Quanto à função preventiva geral da pena, prosseguiu o ilustre mestre:

Finalmente, o Estado acredita que a função de prevenção geral atribuída à pena criminal realiza o objetivo de evitar crimes futuros, também de duas formas: a) primitivamente, a prevenção geral possuía apenas forma negativa, pela qual a intimidação da pena criminal desestimularia pessoas de praticarem crimes, segundo a célebre teoria da coação psicológica, de FEUERBACH: não seria o rigor da pena, mas o risco (ou certeza) da punição que intimidaria o autor, conforme uma velha teoria de BECCARIA, hoje muito difundida – e, portanto, o desestímulo poderia ocorrer em crimes que implicam reflexão (crimes econômicos, ecológicos etc.), mas não em crimes espontâneos (crimes violentos, por exemplo); b) modernamente, atribui-se também uma forma positiva à prevenção geral, conhecida como integração-prevenção: a execução da pena no caso concreto cumpriria função de estabilização social normativa, porque demonstraria tanto a necessidade como a utilidade do controle social penal: por um lado, indicaria a necessidade do controle social penal para proteção da sociedade; por outro lado, mostraria a utilidade do controle social penal, na medida em que a punição do criminoso elevaria a fidelidade jurídica do povo, enquanto a não-punição do criminoso, além do repúdio do sentimento jurídico da coletividade, reduziria a confiança da população na inquebrantabilidade do Direito.

Entretanto, essa função também merece corretas críticas pela referida doutrina: 

A crítica à função negativa de intimidação destaca que a prevenção geral não possui critério limitador da pena, degenerando em puro terrorismo estatal – como ocorre, por exemplo, com os crimes hediondos, no Brasil; por outro lado, assinala que a intimidacão atribuída à função de prevenção geral negativa da pena criminal constitui violação da dignidade humana: a punição imposta ao condenado teria por objetivo influenciar o comportamento da coletividade, de modo que o sofrimento de uma pessoa seria simples exemplo para intimidar outras pessoas.

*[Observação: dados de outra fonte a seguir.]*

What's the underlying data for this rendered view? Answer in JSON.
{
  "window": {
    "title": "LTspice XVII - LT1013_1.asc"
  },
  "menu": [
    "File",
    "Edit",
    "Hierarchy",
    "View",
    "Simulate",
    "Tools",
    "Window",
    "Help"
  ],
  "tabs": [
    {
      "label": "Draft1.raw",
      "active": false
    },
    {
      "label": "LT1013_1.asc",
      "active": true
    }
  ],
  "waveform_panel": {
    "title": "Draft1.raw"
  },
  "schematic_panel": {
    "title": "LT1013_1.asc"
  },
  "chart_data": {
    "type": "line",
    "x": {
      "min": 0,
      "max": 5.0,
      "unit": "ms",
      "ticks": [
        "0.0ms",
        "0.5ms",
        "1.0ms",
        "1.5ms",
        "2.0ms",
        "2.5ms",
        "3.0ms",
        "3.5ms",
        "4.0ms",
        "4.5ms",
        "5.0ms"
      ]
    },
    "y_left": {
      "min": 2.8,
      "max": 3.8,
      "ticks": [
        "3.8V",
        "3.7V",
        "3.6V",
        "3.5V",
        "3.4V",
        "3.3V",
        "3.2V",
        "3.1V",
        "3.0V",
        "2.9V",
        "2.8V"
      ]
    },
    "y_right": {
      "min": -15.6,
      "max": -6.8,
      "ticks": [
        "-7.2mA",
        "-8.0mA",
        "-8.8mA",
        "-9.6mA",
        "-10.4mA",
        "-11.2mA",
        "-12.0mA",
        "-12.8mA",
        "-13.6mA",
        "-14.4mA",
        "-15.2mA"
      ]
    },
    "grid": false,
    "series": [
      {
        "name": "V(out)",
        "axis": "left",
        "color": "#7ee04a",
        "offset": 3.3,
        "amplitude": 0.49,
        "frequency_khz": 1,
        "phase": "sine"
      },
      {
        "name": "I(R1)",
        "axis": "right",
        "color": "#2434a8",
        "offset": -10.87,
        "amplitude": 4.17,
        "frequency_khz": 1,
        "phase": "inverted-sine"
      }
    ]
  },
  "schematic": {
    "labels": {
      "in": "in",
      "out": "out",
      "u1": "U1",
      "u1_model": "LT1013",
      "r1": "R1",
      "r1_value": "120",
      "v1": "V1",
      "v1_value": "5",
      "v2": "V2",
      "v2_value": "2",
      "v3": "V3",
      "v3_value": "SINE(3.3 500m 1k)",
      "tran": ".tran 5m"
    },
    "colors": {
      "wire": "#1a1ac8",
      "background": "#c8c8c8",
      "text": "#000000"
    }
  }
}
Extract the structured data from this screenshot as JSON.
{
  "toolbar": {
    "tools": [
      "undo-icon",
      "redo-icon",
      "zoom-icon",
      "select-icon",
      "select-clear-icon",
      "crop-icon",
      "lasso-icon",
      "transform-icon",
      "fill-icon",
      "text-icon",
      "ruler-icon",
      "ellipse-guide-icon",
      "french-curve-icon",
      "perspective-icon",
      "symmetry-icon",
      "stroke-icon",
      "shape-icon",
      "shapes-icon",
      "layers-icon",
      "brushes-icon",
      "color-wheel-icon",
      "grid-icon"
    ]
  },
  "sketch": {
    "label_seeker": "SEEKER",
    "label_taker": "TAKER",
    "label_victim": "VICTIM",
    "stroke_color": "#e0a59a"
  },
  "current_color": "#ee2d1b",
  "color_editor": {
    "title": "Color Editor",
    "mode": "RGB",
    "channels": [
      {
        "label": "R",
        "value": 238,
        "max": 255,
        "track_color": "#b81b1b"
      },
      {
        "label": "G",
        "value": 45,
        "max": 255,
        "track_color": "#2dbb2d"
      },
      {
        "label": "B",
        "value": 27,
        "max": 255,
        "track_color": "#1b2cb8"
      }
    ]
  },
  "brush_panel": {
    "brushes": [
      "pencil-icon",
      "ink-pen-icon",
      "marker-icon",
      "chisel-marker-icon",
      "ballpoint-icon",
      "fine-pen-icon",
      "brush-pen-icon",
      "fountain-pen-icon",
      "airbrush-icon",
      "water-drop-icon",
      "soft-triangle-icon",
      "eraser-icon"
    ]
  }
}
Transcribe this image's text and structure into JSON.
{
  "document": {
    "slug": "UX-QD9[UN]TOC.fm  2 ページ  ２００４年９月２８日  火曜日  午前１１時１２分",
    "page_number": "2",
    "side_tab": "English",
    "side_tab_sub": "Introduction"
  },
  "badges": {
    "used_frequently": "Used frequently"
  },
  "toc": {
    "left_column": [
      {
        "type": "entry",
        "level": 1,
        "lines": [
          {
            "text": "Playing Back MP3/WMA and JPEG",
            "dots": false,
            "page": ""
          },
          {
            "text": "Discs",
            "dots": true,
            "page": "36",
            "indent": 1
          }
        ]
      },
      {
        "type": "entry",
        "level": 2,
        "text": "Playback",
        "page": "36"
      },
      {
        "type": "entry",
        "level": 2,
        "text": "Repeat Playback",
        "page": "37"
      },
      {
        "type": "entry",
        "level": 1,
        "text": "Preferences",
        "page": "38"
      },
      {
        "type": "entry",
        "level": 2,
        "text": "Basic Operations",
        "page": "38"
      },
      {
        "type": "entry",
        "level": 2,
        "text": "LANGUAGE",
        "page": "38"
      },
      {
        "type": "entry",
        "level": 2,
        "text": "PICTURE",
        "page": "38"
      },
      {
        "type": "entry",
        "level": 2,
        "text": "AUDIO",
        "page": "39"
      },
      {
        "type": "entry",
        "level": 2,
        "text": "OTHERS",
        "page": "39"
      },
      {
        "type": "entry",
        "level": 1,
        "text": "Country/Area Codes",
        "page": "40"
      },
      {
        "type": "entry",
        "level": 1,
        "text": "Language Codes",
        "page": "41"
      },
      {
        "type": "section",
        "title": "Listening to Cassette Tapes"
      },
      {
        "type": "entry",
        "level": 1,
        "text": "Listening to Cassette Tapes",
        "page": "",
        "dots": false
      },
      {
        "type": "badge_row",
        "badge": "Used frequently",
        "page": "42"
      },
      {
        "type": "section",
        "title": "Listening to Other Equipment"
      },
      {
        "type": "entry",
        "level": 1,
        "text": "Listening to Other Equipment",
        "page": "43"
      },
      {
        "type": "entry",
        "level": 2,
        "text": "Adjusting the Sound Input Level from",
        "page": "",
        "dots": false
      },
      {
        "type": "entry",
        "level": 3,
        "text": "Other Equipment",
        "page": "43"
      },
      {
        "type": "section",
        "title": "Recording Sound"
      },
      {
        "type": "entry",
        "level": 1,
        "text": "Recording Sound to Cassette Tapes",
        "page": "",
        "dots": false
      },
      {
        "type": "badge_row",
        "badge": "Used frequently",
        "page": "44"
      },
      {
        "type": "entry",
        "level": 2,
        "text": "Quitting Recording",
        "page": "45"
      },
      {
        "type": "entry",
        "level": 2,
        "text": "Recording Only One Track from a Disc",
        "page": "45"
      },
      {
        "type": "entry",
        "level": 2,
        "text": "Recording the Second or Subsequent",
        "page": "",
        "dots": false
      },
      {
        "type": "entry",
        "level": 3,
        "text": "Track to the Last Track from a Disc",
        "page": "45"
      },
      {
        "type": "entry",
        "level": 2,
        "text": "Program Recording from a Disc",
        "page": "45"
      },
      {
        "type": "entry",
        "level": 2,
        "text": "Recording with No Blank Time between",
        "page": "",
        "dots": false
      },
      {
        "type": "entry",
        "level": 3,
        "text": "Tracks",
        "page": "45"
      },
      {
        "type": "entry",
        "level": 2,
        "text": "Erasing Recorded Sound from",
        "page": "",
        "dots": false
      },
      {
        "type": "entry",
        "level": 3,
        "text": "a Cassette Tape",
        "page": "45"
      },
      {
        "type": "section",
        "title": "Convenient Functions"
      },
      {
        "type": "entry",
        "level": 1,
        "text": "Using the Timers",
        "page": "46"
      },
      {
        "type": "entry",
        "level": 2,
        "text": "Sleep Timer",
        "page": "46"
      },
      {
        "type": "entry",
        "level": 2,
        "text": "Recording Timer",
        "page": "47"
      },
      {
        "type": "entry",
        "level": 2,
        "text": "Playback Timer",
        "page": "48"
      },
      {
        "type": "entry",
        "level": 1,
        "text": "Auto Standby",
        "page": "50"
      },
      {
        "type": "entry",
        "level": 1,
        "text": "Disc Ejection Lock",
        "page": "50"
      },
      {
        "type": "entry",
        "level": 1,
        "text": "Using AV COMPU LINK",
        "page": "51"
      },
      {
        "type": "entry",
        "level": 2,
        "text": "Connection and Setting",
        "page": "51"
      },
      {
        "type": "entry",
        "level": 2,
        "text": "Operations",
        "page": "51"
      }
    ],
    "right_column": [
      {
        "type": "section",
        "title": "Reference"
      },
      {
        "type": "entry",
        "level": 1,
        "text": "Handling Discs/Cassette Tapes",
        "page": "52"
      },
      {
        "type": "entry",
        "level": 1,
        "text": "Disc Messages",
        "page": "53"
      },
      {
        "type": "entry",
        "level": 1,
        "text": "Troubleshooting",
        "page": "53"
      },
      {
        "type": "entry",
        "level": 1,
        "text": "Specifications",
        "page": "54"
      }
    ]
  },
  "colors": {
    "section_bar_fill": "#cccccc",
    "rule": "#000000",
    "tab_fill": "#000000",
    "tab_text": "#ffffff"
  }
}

A função positiva de estabilização social normativa da prevenção geral surge em conjunto com o direito penal simbólico, representado pela criminalidade econômica, ecológica etc., em que o Estado não parece interessado em soluções sociais reais, mas em soluções penais simbólicas, que protegeriam complexos funcionais (a economia, a ecologia etc.) – e não bens jurídicos individuais –, nos quais o homem deixa de ser o centro de gravidade do direito para ser um simples portador de funções jurídico-penais, segundo a tese de BARATTA. Assim, o direito penal simbólico não teria função instrumental – ou seja, não existiria para ser efetivo –, mas teria função meramente política, através da criação de imagens ou de símbolos que atuariam na psicologia do povo, produzindo determinados efeitos úteis. O crescente uso simbólico do direito penal teria por objetivo produzir uma dupla legitimação: a) legitimação do poder político, facilmente conversível em votos – o que explica, por exemplo, o açodado apoio de partidos populares a legislações repressivas no Brasil; b) legitimação do direito penal, cada vez mais um programa desigual e seletivo de controle social das periferias urbanas e da força de trabalho marginalizada do mercado, com as vantagens da redução ou, mesmo, da exclusão de garantias constitucionais como a liberdade, a igualdade, a presunção de inocência etc., cuja supressão ameaça converter o Estado Democrático de Direito em estado policial. O conceito de integração-prevenção, introduzido pelo direito penal simbólico na moderna teoria da pena, cumpriria o papel complementar de escamotear a relação da criminalidade com as estruturas sociais desiguais das sociedades modernas, instituídas pelo direito e, em última instância, garantidas pelo poder político do Estado.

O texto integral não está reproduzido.